Supposing we have:
char* a;
int i;
Many introductions to C++ (like this one) suggest that the rvalues a+i
and &a[i]
are interchangeable. I naively believed this for several decades, until I recently stumbled upon the following text (here) quoted from [dcl.ref]:
in particular, a null reference cannot exist in a well-defined program, because the only way to create such a reference would be to bind it to the "object" obtained by dereferencing a null pointer, which causes undefined behavior.
In other words, "binding" a reference object to a null-dereference causes undefined behavior. Based on the context of the above text, one infers that merely evaluating &a[i]
(within the offsetof
macro) is considered "binding" a reference. Furthermore, there seems to be a consensus that &a[i]
causes undefined behavior in the case where a=null
and i=0
. This behavior is different from a+i
(at least in C++, in the a=null, i=0 case).

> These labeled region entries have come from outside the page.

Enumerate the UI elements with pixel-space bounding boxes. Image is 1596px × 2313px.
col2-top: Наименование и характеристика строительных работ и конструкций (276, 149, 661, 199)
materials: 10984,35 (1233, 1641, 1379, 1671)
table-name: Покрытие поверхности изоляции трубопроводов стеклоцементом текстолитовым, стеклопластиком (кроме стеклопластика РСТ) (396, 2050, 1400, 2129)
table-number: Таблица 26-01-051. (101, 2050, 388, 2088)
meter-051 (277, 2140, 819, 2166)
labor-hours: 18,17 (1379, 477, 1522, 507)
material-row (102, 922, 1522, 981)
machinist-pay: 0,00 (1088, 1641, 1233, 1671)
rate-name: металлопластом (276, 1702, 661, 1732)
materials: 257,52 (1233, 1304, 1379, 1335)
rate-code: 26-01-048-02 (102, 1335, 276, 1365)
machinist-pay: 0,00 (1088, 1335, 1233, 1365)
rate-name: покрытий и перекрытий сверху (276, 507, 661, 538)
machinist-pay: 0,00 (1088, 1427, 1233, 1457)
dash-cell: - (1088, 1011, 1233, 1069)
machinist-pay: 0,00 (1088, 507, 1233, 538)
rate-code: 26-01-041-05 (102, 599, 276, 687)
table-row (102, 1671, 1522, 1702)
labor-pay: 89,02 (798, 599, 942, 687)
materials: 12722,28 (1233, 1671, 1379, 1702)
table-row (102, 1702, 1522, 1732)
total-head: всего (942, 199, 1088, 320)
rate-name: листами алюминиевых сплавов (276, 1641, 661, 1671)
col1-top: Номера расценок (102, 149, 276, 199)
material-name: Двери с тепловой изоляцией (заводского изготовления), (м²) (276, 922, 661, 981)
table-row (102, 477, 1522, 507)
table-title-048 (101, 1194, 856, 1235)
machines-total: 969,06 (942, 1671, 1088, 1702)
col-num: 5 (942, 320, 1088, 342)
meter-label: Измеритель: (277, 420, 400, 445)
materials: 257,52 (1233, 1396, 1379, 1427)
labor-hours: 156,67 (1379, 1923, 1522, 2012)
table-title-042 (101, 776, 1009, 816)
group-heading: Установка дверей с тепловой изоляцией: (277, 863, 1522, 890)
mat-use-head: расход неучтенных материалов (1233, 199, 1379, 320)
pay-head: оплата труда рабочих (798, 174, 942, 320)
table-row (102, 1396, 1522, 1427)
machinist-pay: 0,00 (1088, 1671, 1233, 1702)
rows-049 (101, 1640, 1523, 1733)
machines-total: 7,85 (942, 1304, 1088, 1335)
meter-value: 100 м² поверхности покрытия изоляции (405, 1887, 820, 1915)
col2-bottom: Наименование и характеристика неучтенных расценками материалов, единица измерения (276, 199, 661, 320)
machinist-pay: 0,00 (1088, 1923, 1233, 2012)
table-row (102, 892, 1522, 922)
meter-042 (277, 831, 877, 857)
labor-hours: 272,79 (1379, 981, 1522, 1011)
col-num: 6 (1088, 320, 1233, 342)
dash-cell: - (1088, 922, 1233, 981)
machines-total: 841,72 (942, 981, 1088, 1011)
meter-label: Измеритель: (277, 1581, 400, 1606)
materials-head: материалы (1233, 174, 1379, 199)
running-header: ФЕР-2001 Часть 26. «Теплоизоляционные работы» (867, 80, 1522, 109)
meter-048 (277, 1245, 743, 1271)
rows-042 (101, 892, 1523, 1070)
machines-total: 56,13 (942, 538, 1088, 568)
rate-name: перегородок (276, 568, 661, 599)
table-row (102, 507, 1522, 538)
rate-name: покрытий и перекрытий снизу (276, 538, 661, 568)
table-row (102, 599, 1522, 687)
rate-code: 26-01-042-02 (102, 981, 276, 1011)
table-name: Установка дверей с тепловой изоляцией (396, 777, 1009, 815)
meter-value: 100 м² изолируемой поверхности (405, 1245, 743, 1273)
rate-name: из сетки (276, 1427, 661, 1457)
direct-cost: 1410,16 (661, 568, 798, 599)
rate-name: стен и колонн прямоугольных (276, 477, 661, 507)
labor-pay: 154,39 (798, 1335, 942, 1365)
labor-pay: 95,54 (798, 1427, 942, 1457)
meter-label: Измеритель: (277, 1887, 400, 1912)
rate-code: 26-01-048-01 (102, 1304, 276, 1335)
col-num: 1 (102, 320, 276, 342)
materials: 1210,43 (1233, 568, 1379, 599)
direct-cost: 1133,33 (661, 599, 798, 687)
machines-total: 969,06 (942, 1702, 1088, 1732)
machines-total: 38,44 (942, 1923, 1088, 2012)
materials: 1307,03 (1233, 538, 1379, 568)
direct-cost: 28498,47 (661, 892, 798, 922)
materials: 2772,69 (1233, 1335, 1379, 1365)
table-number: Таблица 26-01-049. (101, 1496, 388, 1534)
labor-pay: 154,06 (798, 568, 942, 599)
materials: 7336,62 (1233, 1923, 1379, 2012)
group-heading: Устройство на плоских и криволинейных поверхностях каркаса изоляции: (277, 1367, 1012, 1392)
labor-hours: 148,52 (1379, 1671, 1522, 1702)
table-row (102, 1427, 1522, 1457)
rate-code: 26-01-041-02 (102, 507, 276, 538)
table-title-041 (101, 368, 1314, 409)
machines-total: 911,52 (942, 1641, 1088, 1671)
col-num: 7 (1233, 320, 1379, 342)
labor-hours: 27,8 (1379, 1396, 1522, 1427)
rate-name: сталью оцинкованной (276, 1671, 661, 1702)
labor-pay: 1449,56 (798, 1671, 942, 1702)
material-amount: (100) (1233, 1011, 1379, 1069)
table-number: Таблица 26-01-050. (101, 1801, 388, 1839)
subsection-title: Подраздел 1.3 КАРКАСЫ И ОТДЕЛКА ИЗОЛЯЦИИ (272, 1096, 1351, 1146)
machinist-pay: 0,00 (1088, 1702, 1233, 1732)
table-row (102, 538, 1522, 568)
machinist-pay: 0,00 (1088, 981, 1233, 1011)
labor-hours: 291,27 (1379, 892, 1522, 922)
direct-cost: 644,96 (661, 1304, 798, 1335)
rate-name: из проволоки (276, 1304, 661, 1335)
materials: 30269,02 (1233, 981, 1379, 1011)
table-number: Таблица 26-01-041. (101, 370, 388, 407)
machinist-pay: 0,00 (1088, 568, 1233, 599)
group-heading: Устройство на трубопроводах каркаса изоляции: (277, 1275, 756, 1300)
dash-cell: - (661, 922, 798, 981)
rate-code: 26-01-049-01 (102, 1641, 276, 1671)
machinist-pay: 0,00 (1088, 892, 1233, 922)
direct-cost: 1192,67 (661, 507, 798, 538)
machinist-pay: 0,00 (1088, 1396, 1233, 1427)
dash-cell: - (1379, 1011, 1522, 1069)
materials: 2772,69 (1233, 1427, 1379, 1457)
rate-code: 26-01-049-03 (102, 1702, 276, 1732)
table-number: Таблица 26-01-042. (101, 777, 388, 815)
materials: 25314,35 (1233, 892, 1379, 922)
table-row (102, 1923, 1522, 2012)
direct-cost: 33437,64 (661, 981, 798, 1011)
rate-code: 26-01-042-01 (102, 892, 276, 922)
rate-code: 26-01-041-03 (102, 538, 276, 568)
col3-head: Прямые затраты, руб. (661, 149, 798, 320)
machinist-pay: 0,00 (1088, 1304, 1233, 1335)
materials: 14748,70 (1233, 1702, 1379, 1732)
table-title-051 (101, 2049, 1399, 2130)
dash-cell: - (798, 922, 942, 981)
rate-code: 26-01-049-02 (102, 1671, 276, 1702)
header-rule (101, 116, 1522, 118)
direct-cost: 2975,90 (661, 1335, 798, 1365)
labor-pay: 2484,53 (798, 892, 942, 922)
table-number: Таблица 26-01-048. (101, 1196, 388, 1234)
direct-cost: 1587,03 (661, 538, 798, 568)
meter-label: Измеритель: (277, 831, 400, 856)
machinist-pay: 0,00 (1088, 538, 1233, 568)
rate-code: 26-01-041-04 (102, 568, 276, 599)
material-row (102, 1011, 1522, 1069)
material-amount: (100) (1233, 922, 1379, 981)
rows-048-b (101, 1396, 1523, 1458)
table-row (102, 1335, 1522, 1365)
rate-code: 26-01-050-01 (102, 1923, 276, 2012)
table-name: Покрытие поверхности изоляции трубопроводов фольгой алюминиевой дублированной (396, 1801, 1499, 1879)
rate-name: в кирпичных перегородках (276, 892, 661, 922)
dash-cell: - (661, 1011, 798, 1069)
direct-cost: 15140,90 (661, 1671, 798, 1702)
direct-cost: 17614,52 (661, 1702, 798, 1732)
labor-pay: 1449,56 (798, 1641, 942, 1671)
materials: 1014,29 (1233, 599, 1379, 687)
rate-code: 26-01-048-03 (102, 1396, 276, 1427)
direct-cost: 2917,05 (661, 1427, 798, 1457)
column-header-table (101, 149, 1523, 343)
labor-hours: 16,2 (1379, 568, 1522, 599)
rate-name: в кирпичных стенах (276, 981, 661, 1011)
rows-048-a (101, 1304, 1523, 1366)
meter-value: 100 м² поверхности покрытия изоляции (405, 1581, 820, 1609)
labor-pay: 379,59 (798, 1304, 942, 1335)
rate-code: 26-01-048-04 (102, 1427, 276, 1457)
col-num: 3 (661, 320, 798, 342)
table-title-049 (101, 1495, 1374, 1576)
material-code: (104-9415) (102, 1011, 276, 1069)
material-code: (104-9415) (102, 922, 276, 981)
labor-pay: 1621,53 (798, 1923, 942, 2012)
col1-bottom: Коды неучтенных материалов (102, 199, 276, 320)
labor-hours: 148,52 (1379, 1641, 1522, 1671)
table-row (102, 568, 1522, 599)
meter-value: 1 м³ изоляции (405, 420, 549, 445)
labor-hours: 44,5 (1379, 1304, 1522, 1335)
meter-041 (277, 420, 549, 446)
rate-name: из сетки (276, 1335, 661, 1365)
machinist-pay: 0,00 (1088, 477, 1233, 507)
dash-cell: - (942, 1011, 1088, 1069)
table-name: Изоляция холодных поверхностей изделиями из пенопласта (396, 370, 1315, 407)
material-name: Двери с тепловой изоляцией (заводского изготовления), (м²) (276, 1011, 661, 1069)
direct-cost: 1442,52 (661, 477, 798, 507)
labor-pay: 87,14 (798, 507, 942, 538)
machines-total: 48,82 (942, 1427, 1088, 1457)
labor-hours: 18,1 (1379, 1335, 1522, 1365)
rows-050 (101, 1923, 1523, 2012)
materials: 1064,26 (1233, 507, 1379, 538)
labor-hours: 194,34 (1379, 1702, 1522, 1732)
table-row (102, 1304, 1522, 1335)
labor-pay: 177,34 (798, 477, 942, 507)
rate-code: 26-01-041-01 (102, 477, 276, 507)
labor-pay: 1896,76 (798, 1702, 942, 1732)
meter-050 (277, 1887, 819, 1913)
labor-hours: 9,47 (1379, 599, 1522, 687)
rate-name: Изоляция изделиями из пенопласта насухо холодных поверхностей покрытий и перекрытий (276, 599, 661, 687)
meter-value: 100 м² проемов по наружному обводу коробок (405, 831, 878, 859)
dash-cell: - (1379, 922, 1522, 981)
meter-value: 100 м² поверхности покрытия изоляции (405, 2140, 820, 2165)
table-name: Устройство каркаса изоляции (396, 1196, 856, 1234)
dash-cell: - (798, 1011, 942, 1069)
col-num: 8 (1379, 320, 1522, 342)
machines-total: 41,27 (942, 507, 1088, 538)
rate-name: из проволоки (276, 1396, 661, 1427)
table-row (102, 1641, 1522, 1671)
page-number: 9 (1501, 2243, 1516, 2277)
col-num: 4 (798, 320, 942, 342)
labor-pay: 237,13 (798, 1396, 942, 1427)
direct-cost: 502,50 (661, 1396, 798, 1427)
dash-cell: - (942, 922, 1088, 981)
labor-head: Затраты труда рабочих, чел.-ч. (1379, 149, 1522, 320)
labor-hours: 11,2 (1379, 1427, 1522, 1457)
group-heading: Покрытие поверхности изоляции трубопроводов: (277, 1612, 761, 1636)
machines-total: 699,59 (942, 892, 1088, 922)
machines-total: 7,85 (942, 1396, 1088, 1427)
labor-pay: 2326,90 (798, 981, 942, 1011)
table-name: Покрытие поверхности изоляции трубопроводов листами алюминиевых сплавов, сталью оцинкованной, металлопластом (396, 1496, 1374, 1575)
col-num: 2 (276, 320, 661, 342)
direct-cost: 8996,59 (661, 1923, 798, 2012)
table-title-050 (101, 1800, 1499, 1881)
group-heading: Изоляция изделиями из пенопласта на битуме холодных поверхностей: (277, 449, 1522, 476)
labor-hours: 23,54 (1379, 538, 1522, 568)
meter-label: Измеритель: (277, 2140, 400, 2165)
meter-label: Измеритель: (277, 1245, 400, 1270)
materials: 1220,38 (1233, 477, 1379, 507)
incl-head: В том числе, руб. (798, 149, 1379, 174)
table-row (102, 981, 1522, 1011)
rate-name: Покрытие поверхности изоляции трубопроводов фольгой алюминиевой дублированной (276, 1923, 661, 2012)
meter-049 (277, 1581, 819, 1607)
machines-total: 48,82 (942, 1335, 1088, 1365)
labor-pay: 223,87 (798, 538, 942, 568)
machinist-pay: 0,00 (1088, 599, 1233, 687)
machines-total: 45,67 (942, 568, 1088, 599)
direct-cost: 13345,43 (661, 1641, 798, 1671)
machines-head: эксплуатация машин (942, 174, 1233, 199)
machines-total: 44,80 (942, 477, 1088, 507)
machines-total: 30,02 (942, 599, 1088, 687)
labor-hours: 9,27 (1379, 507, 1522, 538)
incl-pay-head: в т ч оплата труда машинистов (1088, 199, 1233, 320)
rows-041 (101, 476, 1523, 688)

This leads to at least 2 questions about the differences between a+i
and &a[i]
:
First, what is the underlying semantic difference between a+i
and &a[i]
that causes this difference in behavior. Can it be explained in terms of any kind of general principles, not just "binding a reference to a null dereference object causes undefined behavior just because this is a very specific case that everybody knows"? Is it that &a[i]
might generate a memory access to a[i]
? Or the spec author wasn't happy with null dereferences that day? Or something else?
Second, besides the case where a=null
and i=0
, are there any other cases where a+i
and &a[i]
behave differently? (could be covered by the first question, depending on the answer to it.)